Разрыв с общепринятым типом выдающегося человека возрастал все больше, по мере ознакомления с манерами и образом жизни Суворова. Везде и всюду он спал на покрытой простынею охапке сена определенной вышины и окружности, укрываясь вместо одеяла плащом. Вставал в четыре часа утра, причем слуге было велено тащить его за ногу, если он проспит. Одевался он очень быстро, неизменно соблюдая величайшую опрятность. Шубы, перчаток, сюртука, шлафрока он никогда не носил; всегда на нем был мундир, иногда плащ, а в жаркие дни частенько просто исподнее белье.

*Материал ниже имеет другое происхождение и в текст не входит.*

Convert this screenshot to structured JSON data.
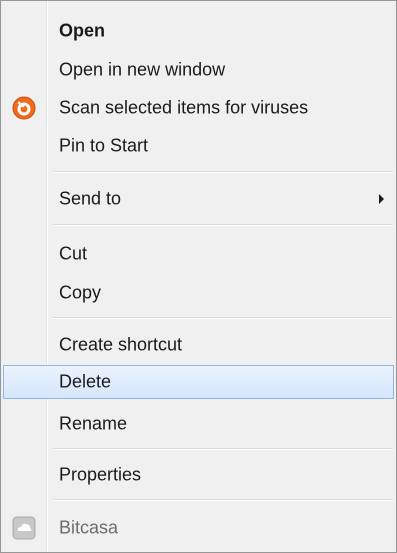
{
  "menu": {
    "items": [
      {
        "label": "Open",
        "icon": "",
        "bold": true
      },
      {
        "label": "Open in new window",
        "icon": ""
      },
      {
        "label": "Scan selected items for viruses",
        "icon": "avast-antivirus-icon"
      },
      {
        "label": "Pin to Start",
        "icon": ""
      },
      {
        "label": "Send to",
        "icon": "",
        "submenu": true
      },
      {
        "label": "Cut",
        "icon": ""
      },
      {
        "label": "Copy",
        "icon": ""
      },
      {
        "label": "Create shortcut",
        "icon": ""
      },
      {
        "label": "Delete",
        "icon": "",
        "selected": true
      },
      {
        "label": "Rename",
        "icon": ""
      },
      {
        "label": "Properties",
        "icon": ""
      },
      {
        "label": "Bitcasa",
        "icon": "bitcasa-cloud-icon",
        "disabled": true
      }
    ]
  },
  "colors": {
    "menu_background": "#f0f0f0",
    "selection_border": "#8fb8e6",
    "selection_fill": "#d5e6fa",
    "avast_orange": "#f26a1b"
  }
}
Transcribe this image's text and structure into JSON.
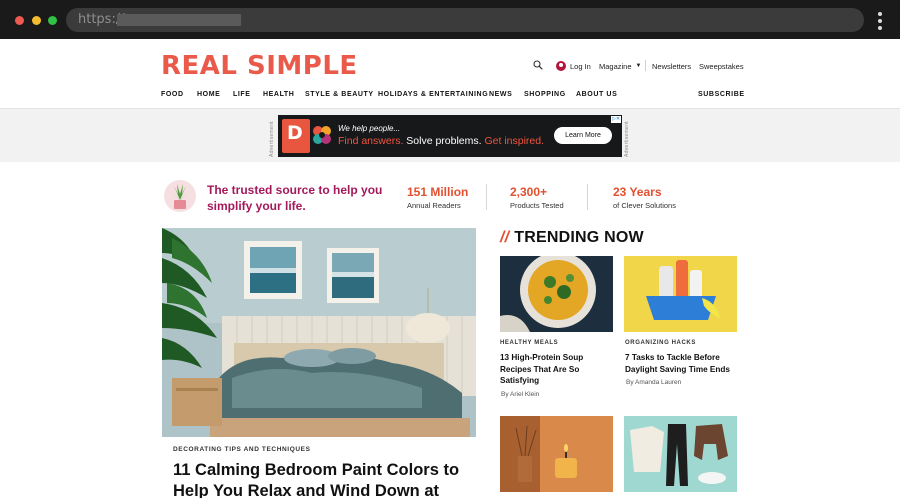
{
  "browser": {
    "url_prefix": "https://"
  },
  "header": {
    "logo": "REAL SIMPLE",
    "login_label": "Log In",
    "magazine_label": "Magazine",
    "newsletters_label": "Newsletters",
    "sweepstakes_label": "Sweepstakes",
    "nav": [
      "FOOD",
      "HOME",
      "LIFE",
      "HEALTH",
      "STYLE & BEAUTY",
      "HOLIDAYS & ENTERTAINING",
      "NEWS",
      "SHOPPING",
      "ABOUT US"
    ],
    "subscribe_label": "SUBSCRIBE"
  },
  "ad": {
    "label": "Advertisement",
    "badge": "D",
    "tagline": "We help people...",
    "segments": [
      "Find answers.",
      "Solve problems.",
      "Get inspired."
    ],
    "button_label": "Learn More"
  },
  "trust": {
    "text": "The trusted source to help you simplify your life.",
    "stats": [
      {
        "value": "151 Million",
        "label": "Annual Readers"
      },
      {
        "value": "2,300+",
        "label": "Products Tested"
      },
      {
        "value": "23 Years",
        "label": "of Clever Solutions"
      }
    ]
  },
  "hero": {
    "kicker": "DECORATING TIPS AND TECHNIQUES",
    "title": "11 Calming Bedroom Paint Colors to Help You Relax and Wind Down at"
  },
  "trending": {
    "slashes": "//",
    "heading": "TRENDING NOW",
    "cards": [
      {
        "kicker": "HEALTHY MEALS",
        "title": "13 High-Protein Soup Recipes That Are So Satisfying",
        "byline": "By Ariel Klein"
      },
      {
        "kicker": "ORGANIZING HACKS",
        "title": "7 Tasks to Tackle Before Daylight Saving Time Ends",
        "byline": "By Amanda Lauren"
      }
    ]
  },
  "colors": {
    "brand": "#ea5a4a",
    "trust_text": "#a4195b",
    "stat": "#e2502f"
  }
}
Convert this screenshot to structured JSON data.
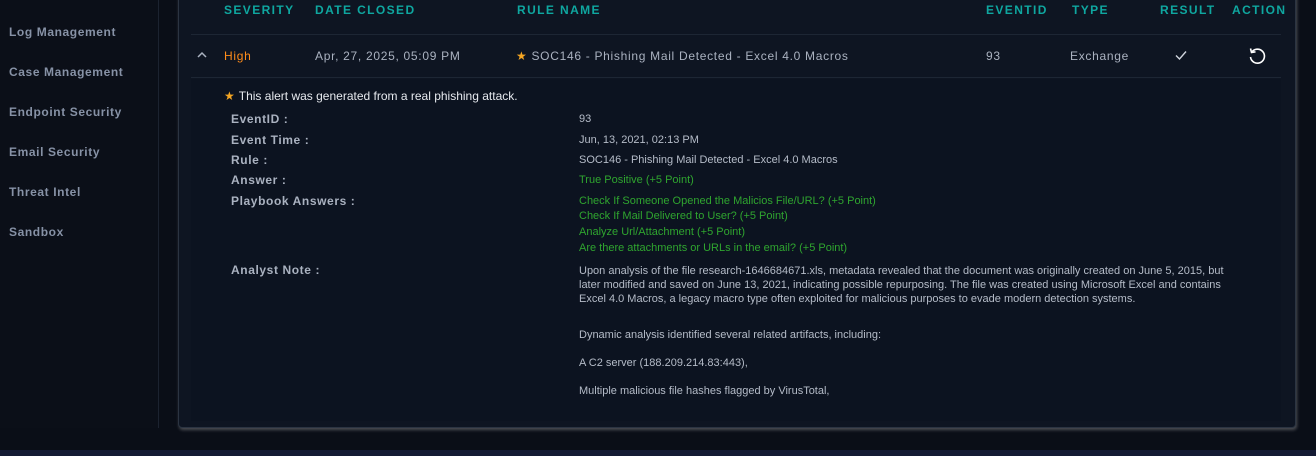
{
  "sidebar": {
    "items": [
      {
        "label": "Log Management"
      },
      {
        "label": "Case Management"
      },
      {
        "label": "Endpoint Security"
      },
      {
        "label": "Email Security"
      },
      {
        "label": "Threat Intel"
      },
      {
        "label": "Sandbox"
      }
    ]
  },
  "table": {
    "headers": {
      "severity": "SEVERITY",
      "date_closed": "DATE CLOSED",
      "rule_name": "RULE NAME",
      "event_id": "EVENTID",
      "type": "TYPE",
      "result": "RESULT",
      "action": "ACTION"
    },
    "row": {
      "severity": "High",
      "date_closed": "Apr, 27, 2025, 05:09 PM",
      "rule_name": "SOC146 - Phishing Mail Detected - Excel 4.0 Macros",
      "event_id": "93",
      "type": "Exchange",
      "severity_color": "#ff8c1a"
    }
  },
  "details": {
    "banner": "This alert was generated from a real phishing attack.",
    "labels": {
      "event_id": "EventID :",
      "event_time": "Event Time :",
      "rule": "Rule :",
      "answer": "Answer :",
      "playbook": "Playbook Answers :",
      "analyst_note": "Analyst Note :"
    },
    "values": {
      "event_id": "93",
      "event_time": "Jun, 13, 2021, 02:13 PM",
      "rule": "SOC146 - Phishing Mail Detected - Excel 4.0 Macros",
      "answer": "True Positive (+5 Point)"
    },
    "playbook_answers": [
      "Check If Someone Opened the Malicios File/URL? (+5 Point)",
      "Check If Mail Delivered to User? (+5 Point)",
      "Analyze Url/Attachment (+5 Point)",
      "Are there attachments or URLs in the email? (+5 Point)"
    ],
    "analyst_note": [
      "Upon analysis of the file research-1646684671.xls, metadata revealed that the document was originally created on June 5, 2015, but later modified and saved on June 13, 2021, indicating possible repurposing. The file was created using Microsoft Excel and contains Excel 4.0 Macros, a legacy macro type often exploited for malicious purposes to evade modern detection systems.",
      "Dynamic analysis identified several related artifacts, including:",
      "A C2 server (188.209.214.83:443),",
      "Multiple malicious file hashes flagged by VirusTotal,"
    ]
  },
  "colors": {
    "accent": "#0fa7a0",
    "answer_green": "#2fa52f",
    "star": "#f5a623"
  }
}
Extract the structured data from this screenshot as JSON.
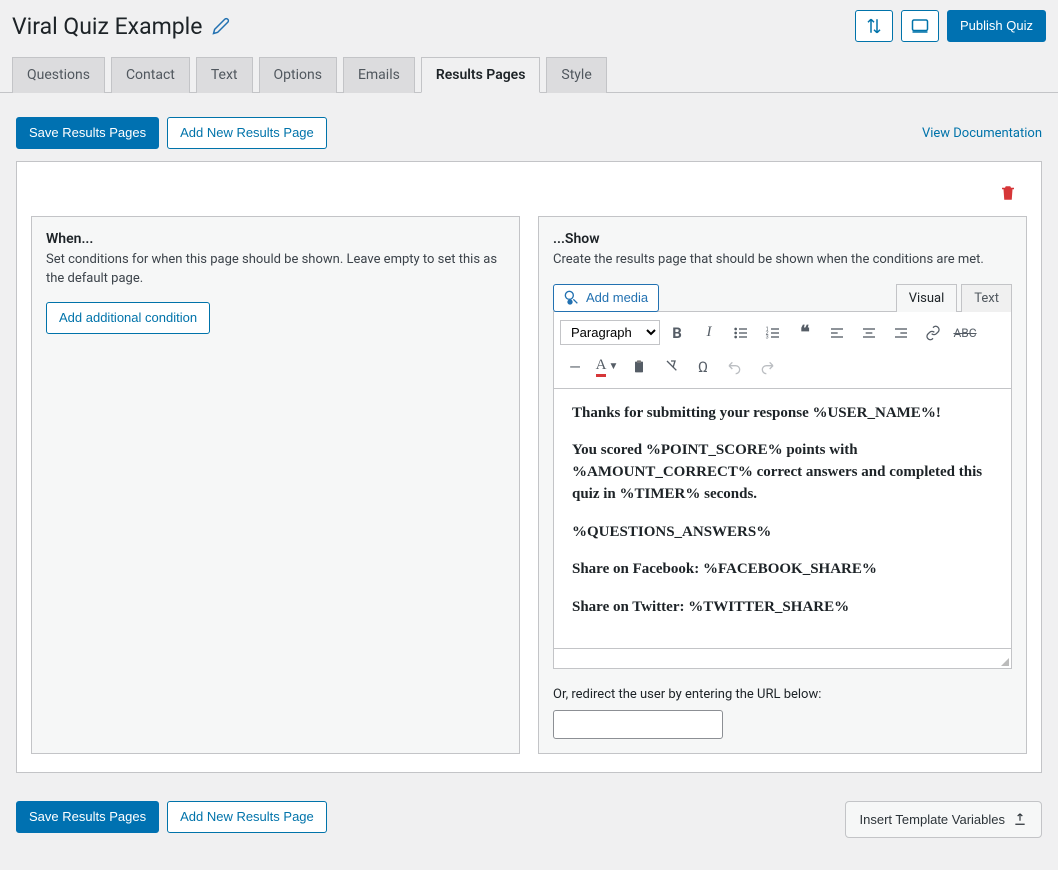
{
  "header": {
    "title": "Viral Quiz Example",
    "publish_label": "Publish Quiz"
  },
  "tabs": [
    {
      "label": "Questions"
    },
    {
      "label": "Contact"
    },
    {
      "label": "Text"
    },
    {
      "label": "Options"
    },
    {
      "label": "Emails"
    },
    {
      "label": "Results Pages",
      "active": true
    },
    {
      "label": "Style"
    }
  ],
  "actions": {
    "save_label": "Save Results Pages",
    "add_new_label": "Add New Results Page",
    "doc_link": "View Documentation"
  },
  "when_panel": {
    "title": "When...",
    "desc": "Set conditions for when this page should be shown. Leave empty to set this as the default page.",
    "add_condition_label": "Add additional condition"
  },
  "show_panel": {
    "title": "...Show",
    "desc": "Create the results page that should be shown when the conditions are met.",
    "add_media_label": "Add media",
    "format_selected": "Paragraph",
    "visual_tab": "Visual",
    "text_tab": "Text",
    "content_p1": "Thanks for submitting your response %USER_NAME%!",
    "content_p2": "You scored %POINT_SCORE% points with %AMOUNT_CORRECT% correct answers and completed this quiz in %TIMER% seconds.",
    "content_p3": "%QUESTIONS_ANSWERS%",
    "content_p4": "Share on Facebook: %FACEBOOK_SHARE%",
    "content_p5": "Share on Twitter: %TWITTER_SHARE%",
    "redirect_label": "Or, redirect the user by entering the URL below:"
  },
  "footer": {
    "template_vars_label": "Insert Template Variables"
  },
  "colors": {
    "primary": "#0073aa",
    "danger": "#d63638"
  }
}
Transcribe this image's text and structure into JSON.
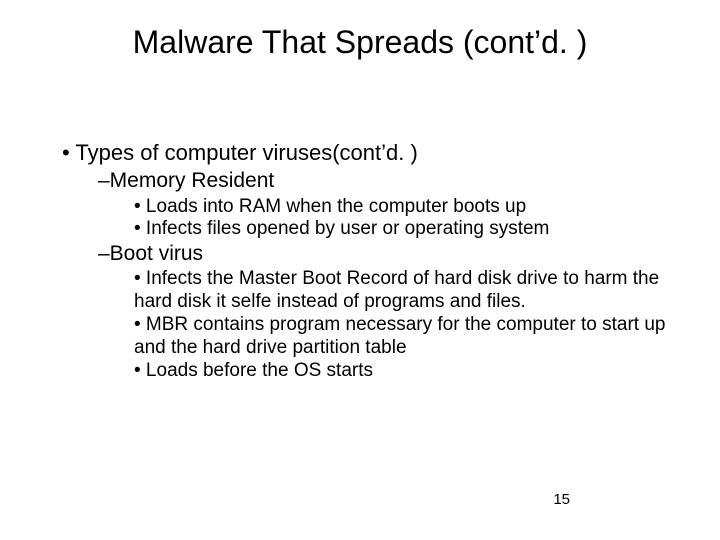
{
  "title": "Malware That Spreads (cont’d. )",
  "body": {
    "l1_types": "• Types of computer viruses(cont’d. )",
    "l2_memres": "–Memory Resident",
    "l3_memres_a": "• Loads into RAM when the computer boots up",
    "l3_memres_b": "• Infects files opened by user or operating system",
    "l2_boot": "–Boot virus",
    "l3_boot_a": "• Infects the Master Boot Record of hard disk drive to harm the hard disk it selfe instead of programs and files.",
    "l3_boot_b": "• MBR contains program necessary for the computer to start up and the hard drive partition table",
    "l3_boot_c": "• Loads before the OS starts"
  },
  "page_number": "15"
}
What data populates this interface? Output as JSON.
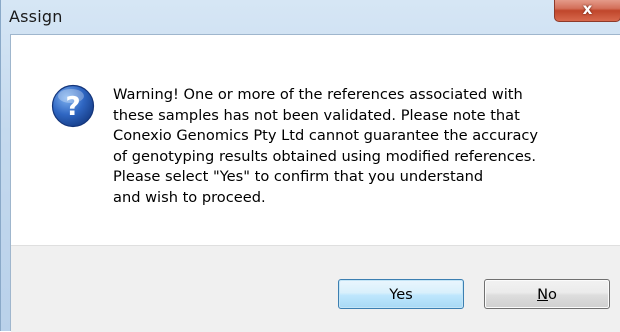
{
  "window": {
    "title": "Assign",
    "close_glyph": "x"
  },
  "dialog": {
    "icon": "question-icon",
    "icon_glyph": "?",
    "message_lines": [
      "Warning! One or more of the references associated with",
      "these samples has not been validated. Please note that",
      "Conexio Genomics Pty Ltd cannot guarantee the accuracy",
      "of genotyping results obtained using modified references.",
      "Please select \"Yes\" to confirm that you understand",
      "and wish to proceed."
    ]
  },
  "buttons": {
    "yes_label": "Yes",
    "no_mnemonic": "N",
    "no_rest": "o"
  },
  "colors": {
    "question_icon_fill": "#2a5db0",
    "close_button": "#c7503a",
    "default_button_border": "#3c7fb1"
  }
}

Выпив утром несколько чашек чаю, он упражнялся около получаса в бегании или гимнастике, потом принимался за дела, а в свободное время приказывал что-нибудь читать ему. Обедал в 8–9 часов утра; за столом бывал весел и разговорчив; присутствовало за обедом обычно около двадцати человек. В пище Суворов был очень умерен, строго соблюдал посты, фруктов и сладкого не ел. После обеда он охотно спал. За обедом выпивал рюмку тминной водки и стакан кипрского вина, но напитками никогда не злоупотреблял. Он не курил, но нюхал табак.
Во всех своих привычках Суворов был необыкновенно скромен. «Я солдат, не знаю ни племени, ни роду», — сказал он однажды про себя. Не говоря уже о предметах роскоши — картинах, сервизах, нарядах, он лишал себя даже элементарного комфорта. Ездил он всегда в самой простой таратайке или на первой попавшейся казацкой лошаденке, одевался в добротные, но грубые ткани, пользовался самой простой мебелью и т. д. Все это составляло разительный контраст с царившей в XVIII веке безумной роскошью.
Пуще всего он боялся изнеженности, которая, по его мнению, подобно ржавчине, раз'едает волю и здоровье. Он считал необходимым поддерживать физическую и духовную стороны человека в состоянии постоянной готовности к лишениям и опасностям. Пребывание в солдатской среде укрепило эти его привычки и, следуя им, он достигал двух целей: подавал пример другим, — от которых требовал в военное время предельного напряжения сил, — и лишний раз привлекал симпатии солдат.
Суворов не любил игр и забав, дорожа каждой минутой для занятий. «Трудолюбивая душа должна всегда заниматься своим ремеслом», — заметил он однажды. В этом отношении можно найти сходство между ним и Гете, не учившимся играть в шахматы, чтобы не красть у себя времени, которое можно употребить на работу. Вероятно, из этих же соображений Суворов редко посещал балы и вечеринки, но если попадал туда, то бывал очень оживлен, много плясал и уже в глубокой старости хвалился, что танцовал контрданс три часа кряду. Он всех заражал своей живостью и больше всего не терпел «оспалости» (сонливости, вялости).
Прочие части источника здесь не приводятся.